Magnetic Resonance Imaging (MRI) is a highly demanded medical imaging system due to high resolution, large volumetric coverage, and ability to capture the dynamic and functional information of body organs e.g. cardiac MRI is employed to assess cardiac structure and evaluate blood flow dynamics through the cardiac valves. Long scan time is the main drawback of MRI, which makes it difficult for the patients to remain still during the scanning process.

Objective

By collecting fewer measurements, MRI scan time can be shortened, but this undersampling causes aliasing artifacts in the reconstructed images. Advanced image reconstruction algorithms have been used in literature to overcome these undersampling artifacts. These algorithms are computationally expensive and require a long time for reconstruction which makes them infeasible for real-time clinical applications e.g. cardiac MRI. However, exploiting the inherent parallelism in these algorithms can help to reduce their computation time.

Methods

Low-rank plus sparse (L+S) matrix decomposition model is a technique used in literature to reconstruct the highly undersampled dynamic MRI (dMRI) data at the expense of long reconstruction time. In this paper, Compressed Singular Value Decomposition (cSVD) model is used in L+S decomposition model (instead of conventional SVD) to reduce the reconstruction time. The results provide improved quality of the reconstructed images. Furthermore, it has been observed that cSVD and other parts of the L+S model possess highly parallel operations; therefore, a customized GPU based parallel architecture of the modified L+S model has been presented to further reduce the reconstruction time.

Results

Four cardiac MRI datasets (three different cardiac perfusion acquired from different patients and one cardiac cine data), each with different acceleration factors of 2, 6 and 8 are used for experiments in this paper.
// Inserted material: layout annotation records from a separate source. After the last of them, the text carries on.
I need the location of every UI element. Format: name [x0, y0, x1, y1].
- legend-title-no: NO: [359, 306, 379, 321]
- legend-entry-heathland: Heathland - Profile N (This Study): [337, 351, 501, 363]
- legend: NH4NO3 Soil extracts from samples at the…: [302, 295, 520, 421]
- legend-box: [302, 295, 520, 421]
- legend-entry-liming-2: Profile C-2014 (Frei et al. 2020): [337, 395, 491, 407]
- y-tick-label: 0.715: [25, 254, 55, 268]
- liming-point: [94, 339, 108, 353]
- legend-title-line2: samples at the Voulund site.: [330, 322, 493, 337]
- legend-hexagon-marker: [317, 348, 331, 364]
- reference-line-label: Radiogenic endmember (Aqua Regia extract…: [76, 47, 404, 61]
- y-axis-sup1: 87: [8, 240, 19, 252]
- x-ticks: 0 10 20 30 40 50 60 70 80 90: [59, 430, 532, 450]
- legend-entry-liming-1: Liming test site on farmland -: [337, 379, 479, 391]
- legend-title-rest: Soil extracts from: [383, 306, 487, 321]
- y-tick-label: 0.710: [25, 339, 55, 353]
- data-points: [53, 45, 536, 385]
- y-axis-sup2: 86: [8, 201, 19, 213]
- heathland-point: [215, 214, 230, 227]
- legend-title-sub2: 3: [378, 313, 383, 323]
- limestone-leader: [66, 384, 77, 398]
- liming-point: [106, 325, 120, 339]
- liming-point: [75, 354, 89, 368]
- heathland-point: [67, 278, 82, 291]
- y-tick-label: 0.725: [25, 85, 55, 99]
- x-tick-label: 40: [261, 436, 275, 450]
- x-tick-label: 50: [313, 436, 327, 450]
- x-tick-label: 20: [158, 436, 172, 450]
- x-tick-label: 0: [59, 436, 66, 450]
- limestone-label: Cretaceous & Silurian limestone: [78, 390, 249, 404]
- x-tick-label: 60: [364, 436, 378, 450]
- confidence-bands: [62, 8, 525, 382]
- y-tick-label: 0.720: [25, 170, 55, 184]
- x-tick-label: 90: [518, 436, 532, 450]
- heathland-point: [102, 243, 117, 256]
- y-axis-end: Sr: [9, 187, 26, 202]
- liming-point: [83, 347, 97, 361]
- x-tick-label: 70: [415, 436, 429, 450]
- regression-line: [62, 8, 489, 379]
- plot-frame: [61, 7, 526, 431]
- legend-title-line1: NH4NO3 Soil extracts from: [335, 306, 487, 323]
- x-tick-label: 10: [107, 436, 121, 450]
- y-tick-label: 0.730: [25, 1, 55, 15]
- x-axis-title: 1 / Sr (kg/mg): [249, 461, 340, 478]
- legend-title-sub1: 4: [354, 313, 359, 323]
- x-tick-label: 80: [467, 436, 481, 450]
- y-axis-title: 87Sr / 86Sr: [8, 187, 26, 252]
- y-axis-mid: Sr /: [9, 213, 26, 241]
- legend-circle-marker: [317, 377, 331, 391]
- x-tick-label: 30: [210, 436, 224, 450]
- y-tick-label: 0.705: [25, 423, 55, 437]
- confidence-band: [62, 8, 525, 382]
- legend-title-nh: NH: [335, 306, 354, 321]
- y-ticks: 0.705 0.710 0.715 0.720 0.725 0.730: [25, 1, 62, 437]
Experimental results demonstrate that using the proposed parallel architecture for the reconstruction of cardiac perfusion data provides a speed-up factor up to 19.15× (with memory latency) and 70.55× (without memory latency) in comparison to the conventional CPU reconstruction with no compromise on image quality.

Conclusion

The proposed method is well-suited for real-time clinical applications, offering a substantial reduction in reconstruction time.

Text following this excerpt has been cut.